Airbus planował pierwotnie produkowanie w Mobile mniejszych A320, ale większe A321 zabierające do 240 pasażerów okazały się atrakcyjniejsze od samolotów Boeinga. - W tym kierunku zmierza rynek amerykański - stwierdził prezes Airbusa na obie Ameryki, Barry Eccleston.
Boeing wytwarza konkurencyjne B737 w jednej fabryce w Renton w stanie Waszyngton i zamierza zwiększyć tam tempo produkcji do 52 sztuk co miesiąc w 2018 r. Airbus ma zakłady rodziny A320 w Niemczech, Francji i Chinach i planuje zwiększenie rytmu do 50 sztuk miesięcznie w 2017 r.

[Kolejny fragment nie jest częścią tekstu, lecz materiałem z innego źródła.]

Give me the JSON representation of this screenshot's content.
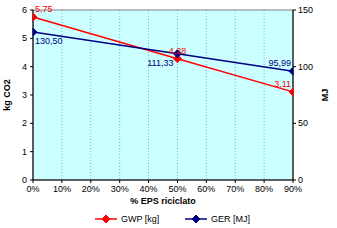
{
  "chart_data": {
    "type": "line",
    "x_label": "% EPS riciclato",
    "y_label": "kg CO2",
    "y2_label": "MJ",
    "x": [
      0,
      50,
      90
    ],
    "xlim": [
      0,
      90
    ],
    "xticks": [
      {
        "value": 0,
        "label": "0%"
      },
      {
        "value": 10,
        "label": "10%"
      },
      {
        "value": 20,
        "label": "20%"
      },
      {
        "value": 30,
        "label": "30%"
      },
      {
        "value": 40,
        "label": "40%"
      },
      {
        "value": 50,
        "label": "50%"
      },
      {
        "value": 60,
        "label": "60%"
      },
      {
        "value": 70,
        "label": "70%"
      },
      {
        "value": 80,
        "label": "80%"
      },
      {
        "value": 90,
        "label": "90%"
      }
    ],
    "ylim": [
      0,
      6
    ],
    "yticks": [
      0,
      1,
      2,
      3,
      4,
      5,
      6
    ],
    "y2lim": [
      0,
      150
    ],
    "y2ticks": [
      0,
      50,
      100,
      150
    ],
    "grid": true,
    "legend": "bottom",
    "data_labels": true,
    "series": [
      {
        "name": "GWP [kg]",
        "color": "#ff0000",
        "marker": "diamond",
        "values": [
          5.75,
          4.28,
          3.11
        ],
        "value_labels": [
          "5,75",
          "4,28",
          "3,11"
        ]
      },
      {
        "name": "GER [MJ]",
        "color": "#000080",
        "marker": "diamond",
        "axis": "y2",
        "values": [
          130.5,
          111.33,
          95.99
        ],
        "value_labels": [
          "130,50",
          "111,33",
          "95,99"
        ]
      }
    ]
  }
}
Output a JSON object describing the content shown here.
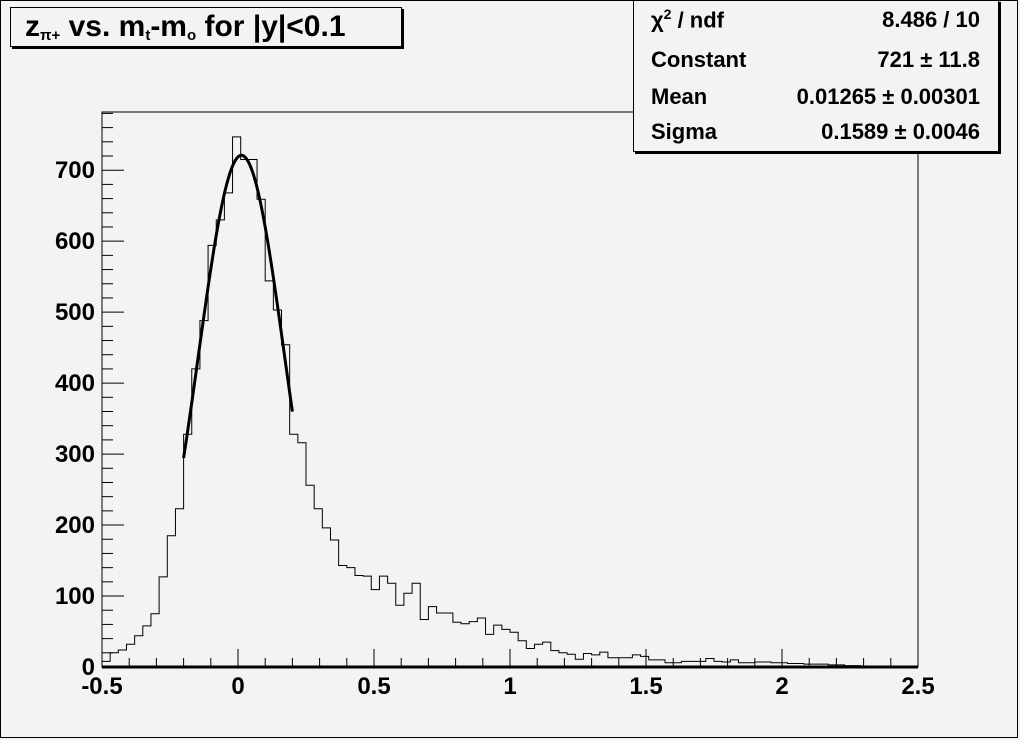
{
  "chart_data": {
    "type": "bar",
    "style": "step-histogram",
    "title": "z_π+ vs. m_t-m_o for |y|<0.1",
    "title_parts": {
      "a": "z",
      "a_sub": "π+",
      "b": " vs. m",
      "b_sub": "t",
      "c": "-m",
      "c_sub": "o",
      "d": " for |y|<0.1"
    },
    "xlabel": "",
    "ylabel": "",
    "xlim": [
      -0.5,
      2.5
    ],
    "ylim": [
      0,
      782
    ],
    "x_ticks": [
      "-0.5",
      "0",
      "0.5",
      "1",
      "1.5",
      "2",
      "2.5"
    ],
    "y_ticks": [
      "0",
      "100",
      "200",
      "300",
      "400",
      "500",
      "600",
      "700"
    ],
    "bin_width": 0.03,
    "bin_start": -0.5,
    "values": [
      8,
      20,
      24,
      32,
      44,
      58,
      75,
      127,
      185,
      223,
      328,
      420,
      488,
      594,
      630,
      668,
      747,
      715,
      715,
      659,
      544,
      503,
      454,
      328,
      316,
      256,
      223,
      196,
      179,
      143,
      140,
      129,
      128,
      109,
      128,
      118,
      87,
      104,
      118,
      67,
      85,
      76,
      76,
      63,
      61,
      64,
      69,
      46,
      59,
      53,
      49,
      37,
      26,
      32,
      35,
      23,
      20,
      18,
      11,
      19,
      17,
      21,
      13,
      13,
      13,
      17,
      15,
      10,
      10,
      6,
      6,
      8,
      8,
      8,
      12,
      8,
      7,
      10,
      6,
      6,
      7,
      7,
      6,
      6,
      5,
      5,
      4,
      4,
      4,
      3,
      3,
      2,
      2,
      1,
      0,
      0,
      0,
      0,
      0,
      0
    ],
    "fit": {
      "function": "gaus",
      "constant": 721,
      "mean": 0.01265,
      "sigma": 0.1589,
      "range": [
        -0.2,
        0.2
      ]
    },
    "grid": false,
    "stats": [
      {
        "label": "χ² / ndf",
        "label_base": "χ",
        "label_sup": "2",
        "label_rest": " / ndf",
        "value": "8.486 / 10"
      },
      {
        "label": "Constant",
        "value": "721 ± 11.8"
      },
      {
        "label": "Mean",
        "value": "0.01265 ± 0.00301"
      },
      {
        "label": "Sigma",
        "value": "0.1589 ± 0.0046"
      }
    ],
    "colors": {
      "background": "#f3f3f3",
      "line": "#000000"
    }
  }
}
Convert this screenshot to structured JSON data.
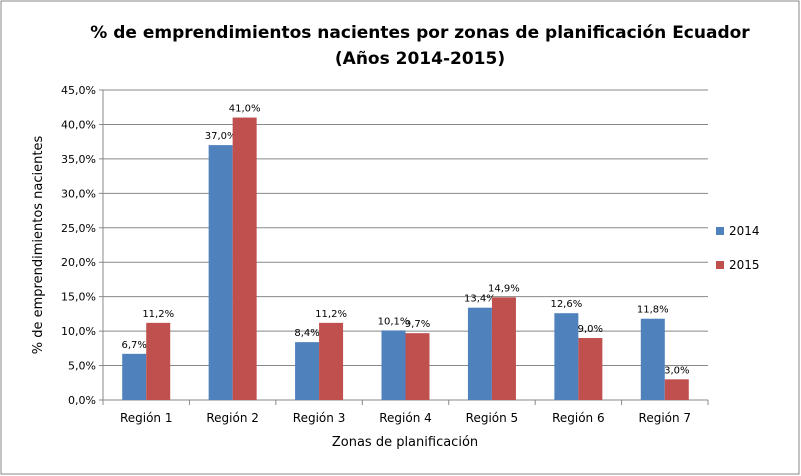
{
  "chart_data": {
    "type": "bar",
    "title_line1": "% de emprendimientos nacientes por zonas de planificación Ecuador",
    "title_line2": "(Años 2014-2015)",
    "xlabel": "Zonas de planificación",
    "ylabel": "% de emprendimientos nacientes",
    "categories": [
      "Región 1",
      "Región 2",
      "Región 3",
      "Región 4",
      "Región 5",
      "Región 6",
      "Región 7"
    ],
    "series": [
      {
        "name": "2014",
        "color": "#4f81bd",
        "values": [
          6.7,
          37.0,
          8.4,
          10.1,
          13.4,
          12.6,
          11.8
        ]
      },
      {
        "name": "2015",
        "color": "#c0504d",
        "values": [
          11.2,
          41.0,
          11.2,
          9.7,
          14.9,
          9.0,
          3.0
        ]
      }
    ],
    "ylim": [
      0,
      45
    ],
    "yticks": [
      "0,0%",
      "5,0%",
      "10,0%",
      "15,0%",
      "20,0%",
      "25,0%",
      "30,0%",
      "35,0%",
      "40,0%",
      "45,0%"
    ],
    "grid": true,
    "legend": "right"
  }
}
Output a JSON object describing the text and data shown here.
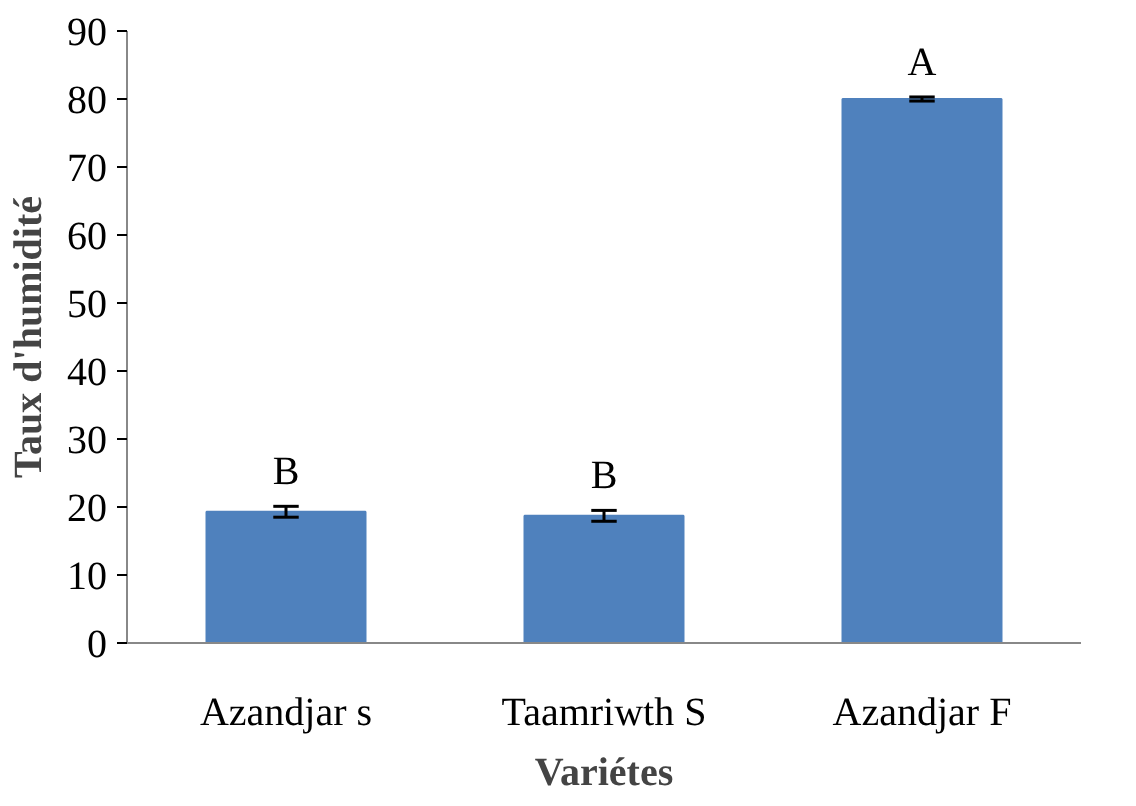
{
  "chart_data": {
    "type": "bar",
    "xlabel": "Variétes",
    "ylabel": "Taux d'humidité",
    "categories": [
      "Azandjar s",
      "Taamriwth S",
      "Azandjar F"
    ],
    "values": [
      19.3,
      18.7,
      80.0
    ],
    "errors": [
      0.8,
      0.8,
      0.3
    ],
    "color": "#4f81bd",
    "ylim": [
      0,
      90
    ],
    "yticks": [
      0,
      10,
      20,
      30,
      40,
      50,
      60,
      70,
      80,
      90
    ],
    "grid": false,
    "annotations": [
      "B",
      "B",
      "A"
    ]
  }
}
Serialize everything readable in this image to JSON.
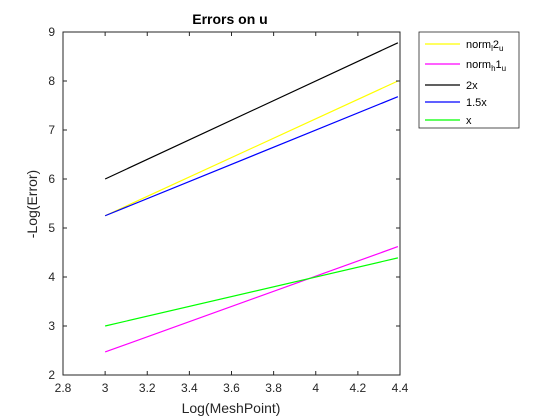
{
  "chart_data": {
    "type": "line",
    "title": "Errors on u",
    "xlabel": "Log(MeshPoint)",
    "ylabel": "-Log(Error)",
    "xlim": [
      2.8,
      4.4
    ],
    "ylim": [
      2,
      9
    ],
    "xticks": [
      "2.8",
      "3",
      "3.2",
      "3.4",
      "3.6",
      "3.8",
      "4",
      "4.2",
      "4.4"
    ],
    "yticks": [
      "2",
      "3",
      "4",
      "5",
      "6",
      "7",
      "8",
      "9"
    ],
    "grid": false,
    "legend_position": "outside-top-right",
    "series": [
      {
        "name": "norm_l2_u",
        "label_main": "norm",
        "label_sub1": "l",
        "label_mid": "2",
        "label_sub2": "u",
        "color": "#ffff00",
        "x": [
          3,
          4.39
        ],
        "y": [
          5.25,
          8.0
        ]
      },
      {
        "name": "norm_h1_u",
        "label_main": "norm",
        "label_sub1": "h",
        "label_mid": "1",
        "label_sub2": "u",
        "color": "#ff00ff",
        "x": [
          3,
          4.39
        ],
        "y": [
          2.47,
          4.62
        ]
      },
      {
        "name": "2x",
        "label_main": "2x",
        "color": "#000000",
        "x": [
          3,
          4.39
        ],
        "y": [
          6.0,
          8.78
        ]
      },
      {
        "name": "1.5x",
        "label_main": "1.5x",
        "color": "#0000ff",
        "x": [
          3,
          4.39
        ],
        "y": [
          5.25,
          7.68
        ]
      },
      {
        "name": "x",
        "label_main": "x",
        "color": "#00ff00",
        "x": [
          3,
          4.39
        ],
        "y": [
          3.0,
          4.39
        ]
      }
    ]
  }
}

Prezes Airbusa, Fabrice Bregier stwierdził, że popyt uzasadnia produkcję 60 sztuk miesięcznie, europejska firma ma w tym roku zadecydować, czy będzie dążyć do takiego poziomu. Jeśli tak postanowi, to doda czwartą linię montażową w Niemczech, a później zwiększy produkcję w Alabamie - dowal
Nowy zakład w Stanach ma produkować pod koniec 2017 r. cztery samoloty co miesiąc, ale stwarza Airbusowi możliwość zwiększenia produkcji poprzez dodanie kolejnej zmiany i niewielkie nakłady inwestycyjne. - Przy bardzo niedużej korekcie możemy dojść do ośmiu sztuk miesięcznie - stwierdził szef pionu kontroli jakości Timo Zaremba.